Affected Sources dialog with app-name/prod already specified as an affected source

This maintenance window will affect alerts that have time series from the prod environment.

Tip: This example explains how to create a maintenance window that pays attention to point tags. You can use the same process while editing an existing maintenance window.

Query for Known Downtimes or Events

Maintainance windows or testing windows result in expected downtime periods. You can exclude these known downtimes from uptime calculations by excluding the times when the maintenance window is active. This section uses the events() and ongoing() functions to find known downtimes.

Note: If you want to exclude certain time periods for the uptime calculation, you can create Maintenance Windows for time periods that have already passed. It’s not necessary to schedule a Maintenance Window before the downtime.

Step 1: Query for Maintenance Window(s)

To query for maintenance window(s), use the events() function and filter by maintenance window name. For example, if a maintenance window name is OS Upgrade, the query is:

events(name="OS Upgrade")

Step 2: Determine When the Maintenance Window Is Inactive

When calculating uptime, we only care about time periods with no active maintenance windows. The ongoing() function returns 1 when the underlying maintenance window is active and 0 otherwise. To determine when the maintenance window is inactive, we can check when the result is 0:

ongoing(events(name="OS Upgrade")) = 0

Step 3. (Optional) Match Granularity of Uptime Calculation

The ongoing() function returns a continuous time series (returns data every second continuously). To use this data in uptime calculations, we match the granularity.

For example, if you are calculating uptime in minutes, then the data that tells us when maintenance windows are active also has to be in minutes. We use the align() function to accomplish this:

align(1m, min, ongoing(events(name="OS Upgrade")) = 0)

This example assumes:

The uptime calculation is in minutes.
If the Maintenance Window is active during any portion of a minute, we want to exclude that entire minute from uptime calculations.

The query uses a summarization strategy of minimum (min()). If at any second within a minute the maintenance window is active, the ongoing() query returns 1. When comparing that with 0, the result is 0, and the result of the align() function is 0 for that minute.

Step 4. Calculate Uptime

This step varies depending on how you are calculating uptime.
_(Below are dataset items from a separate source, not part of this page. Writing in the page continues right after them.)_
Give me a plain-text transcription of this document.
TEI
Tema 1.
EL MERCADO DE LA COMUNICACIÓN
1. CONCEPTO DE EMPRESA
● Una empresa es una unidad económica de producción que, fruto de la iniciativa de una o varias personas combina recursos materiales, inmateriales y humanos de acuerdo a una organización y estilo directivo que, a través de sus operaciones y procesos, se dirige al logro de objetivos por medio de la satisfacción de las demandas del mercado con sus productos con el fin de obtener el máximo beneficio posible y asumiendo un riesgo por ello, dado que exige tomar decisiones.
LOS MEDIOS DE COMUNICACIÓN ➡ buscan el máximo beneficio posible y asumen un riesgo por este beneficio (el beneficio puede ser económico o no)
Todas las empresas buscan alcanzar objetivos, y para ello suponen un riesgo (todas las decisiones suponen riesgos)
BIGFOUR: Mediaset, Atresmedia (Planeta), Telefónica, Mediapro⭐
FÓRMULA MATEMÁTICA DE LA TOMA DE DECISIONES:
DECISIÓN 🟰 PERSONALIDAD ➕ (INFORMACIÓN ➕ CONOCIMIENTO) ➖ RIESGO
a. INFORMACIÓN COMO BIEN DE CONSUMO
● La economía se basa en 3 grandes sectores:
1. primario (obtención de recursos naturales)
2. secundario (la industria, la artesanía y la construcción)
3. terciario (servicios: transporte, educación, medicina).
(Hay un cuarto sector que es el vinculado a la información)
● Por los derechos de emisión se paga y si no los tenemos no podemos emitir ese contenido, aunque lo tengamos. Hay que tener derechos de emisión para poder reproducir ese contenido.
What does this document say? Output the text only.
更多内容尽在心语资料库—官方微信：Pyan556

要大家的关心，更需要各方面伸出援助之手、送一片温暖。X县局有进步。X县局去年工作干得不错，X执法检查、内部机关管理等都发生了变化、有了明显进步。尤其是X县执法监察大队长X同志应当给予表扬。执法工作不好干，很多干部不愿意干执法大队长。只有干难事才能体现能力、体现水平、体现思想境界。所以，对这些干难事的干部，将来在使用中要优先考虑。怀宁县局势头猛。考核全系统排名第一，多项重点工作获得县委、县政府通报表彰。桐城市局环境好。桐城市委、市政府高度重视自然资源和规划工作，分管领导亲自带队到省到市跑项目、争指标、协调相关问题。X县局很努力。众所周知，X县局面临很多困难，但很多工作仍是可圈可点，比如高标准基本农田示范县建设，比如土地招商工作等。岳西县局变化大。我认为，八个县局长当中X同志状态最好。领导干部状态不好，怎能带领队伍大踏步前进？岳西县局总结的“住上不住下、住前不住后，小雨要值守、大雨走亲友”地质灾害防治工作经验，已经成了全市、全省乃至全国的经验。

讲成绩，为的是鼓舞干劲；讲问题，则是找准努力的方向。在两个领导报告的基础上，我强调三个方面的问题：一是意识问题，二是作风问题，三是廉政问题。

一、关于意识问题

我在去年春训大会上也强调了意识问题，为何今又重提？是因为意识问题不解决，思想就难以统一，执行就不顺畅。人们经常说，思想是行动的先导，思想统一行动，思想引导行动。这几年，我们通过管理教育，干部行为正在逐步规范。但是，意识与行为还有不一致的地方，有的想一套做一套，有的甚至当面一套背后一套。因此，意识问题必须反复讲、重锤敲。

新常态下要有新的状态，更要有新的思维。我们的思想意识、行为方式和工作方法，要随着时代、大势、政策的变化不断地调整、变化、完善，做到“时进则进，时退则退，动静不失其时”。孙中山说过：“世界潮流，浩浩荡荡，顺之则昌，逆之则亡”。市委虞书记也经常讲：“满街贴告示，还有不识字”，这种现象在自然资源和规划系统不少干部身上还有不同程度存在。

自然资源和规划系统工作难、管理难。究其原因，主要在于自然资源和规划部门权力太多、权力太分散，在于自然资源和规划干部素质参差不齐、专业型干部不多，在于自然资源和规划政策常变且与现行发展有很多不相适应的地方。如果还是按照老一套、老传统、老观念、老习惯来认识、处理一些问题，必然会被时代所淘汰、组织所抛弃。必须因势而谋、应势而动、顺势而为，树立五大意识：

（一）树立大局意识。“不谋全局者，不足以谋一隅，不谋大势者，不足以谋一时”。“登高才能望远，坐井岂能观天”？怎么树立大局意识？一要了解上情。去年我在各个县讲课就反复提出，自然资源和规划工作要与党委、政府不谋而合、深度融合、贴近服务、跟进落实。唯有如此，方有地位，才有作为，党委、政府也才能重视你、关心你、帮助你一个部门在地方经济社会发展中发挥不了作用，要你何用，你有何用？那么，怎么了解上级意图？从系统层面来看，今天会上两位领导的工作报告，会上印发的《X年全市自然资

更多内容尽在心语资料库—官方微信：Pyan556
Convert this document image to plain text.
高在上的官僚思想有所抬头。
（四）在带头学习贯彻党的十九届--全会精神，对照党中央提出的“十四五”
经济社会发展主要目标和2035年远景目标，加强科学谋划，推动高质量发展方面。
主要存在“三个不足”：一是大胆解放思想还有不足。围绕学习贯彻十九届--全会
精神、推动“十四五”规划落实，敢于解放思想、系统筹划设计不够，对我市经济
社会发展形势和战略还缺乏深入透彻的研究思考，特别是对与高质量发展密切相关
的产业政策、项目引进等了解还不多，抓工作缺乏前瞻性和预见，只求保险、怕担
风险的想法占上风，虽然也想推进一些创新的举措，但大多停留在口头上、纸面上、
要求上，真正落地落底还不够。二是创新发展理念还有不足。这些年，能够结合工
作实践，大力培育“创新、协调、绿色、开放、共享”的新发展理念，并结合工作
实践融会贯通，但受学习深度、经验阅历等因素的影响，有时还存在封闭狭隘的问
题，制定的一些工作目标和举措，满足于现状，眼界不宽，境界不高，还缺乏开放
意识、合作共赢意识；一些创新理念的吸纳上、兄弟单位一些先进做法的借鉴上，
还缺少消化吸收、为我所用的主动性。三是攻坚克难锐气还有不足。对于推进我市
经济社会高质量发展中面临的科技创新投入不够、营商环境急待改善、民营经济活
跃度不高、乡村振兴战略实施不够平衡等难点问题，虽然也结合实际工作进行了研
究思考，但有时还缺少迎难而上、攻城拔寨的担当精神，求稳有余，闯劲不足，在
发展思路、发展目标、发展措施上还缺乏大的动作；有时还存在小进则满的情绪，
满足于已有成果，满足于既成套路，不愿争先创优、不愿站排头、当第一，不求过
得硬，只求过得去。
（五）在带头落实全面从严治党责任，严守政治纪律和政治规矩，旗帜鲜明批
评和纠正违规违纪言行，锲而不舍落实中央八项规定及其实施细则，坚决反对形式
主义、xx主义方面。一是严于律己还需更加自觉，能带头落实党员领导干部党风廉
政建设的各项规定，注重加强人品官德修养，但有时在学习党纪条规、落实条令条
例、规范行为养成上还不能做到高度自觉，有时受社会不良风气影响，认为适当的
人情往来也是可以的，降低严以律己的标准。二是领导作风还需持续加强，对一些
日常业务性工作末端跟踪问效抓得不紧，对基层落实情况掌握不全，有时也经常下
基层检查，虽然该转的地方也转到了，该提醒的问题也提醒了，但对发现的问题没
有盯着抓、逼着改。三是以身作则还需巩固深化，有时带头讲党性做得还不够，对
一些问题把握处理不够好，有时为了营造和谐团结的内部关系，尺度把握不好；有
For our example:

We have a set of canary data that reports at 1-minute intervals when a service is up.
We make sure that periods of active maintenance windows are not included in uptime data.

Maintenance Window inactive = align(1m, min, ongoing(events(name="OS Upgrade")) = 0)
Service available = `ts(service.available)
Service actually available = align(1m, ${Maintenance Window inactive} AND ${Service available})

By using AND, we only account for time periods when the maintenance window inactive query returns 1. Service actually availabl return 1 when there are no Maintenance Windows AND the service is up.

We can use this data to calculate uptime by comparing the number of minutes the service was truly available with the time period of interest. For example, to calculate uptime percentage over the last 24 hours, we use this query:

(msum(24h, ${Service actually available}) / (24 * 60)) * 100

We use the msum() function to determine how many minutes over a 24-hour time window the service was truly available (there are 24 * 60 minutes over a 24-hour time window).
We multiply by 100 to get a percentage rather than a decimal.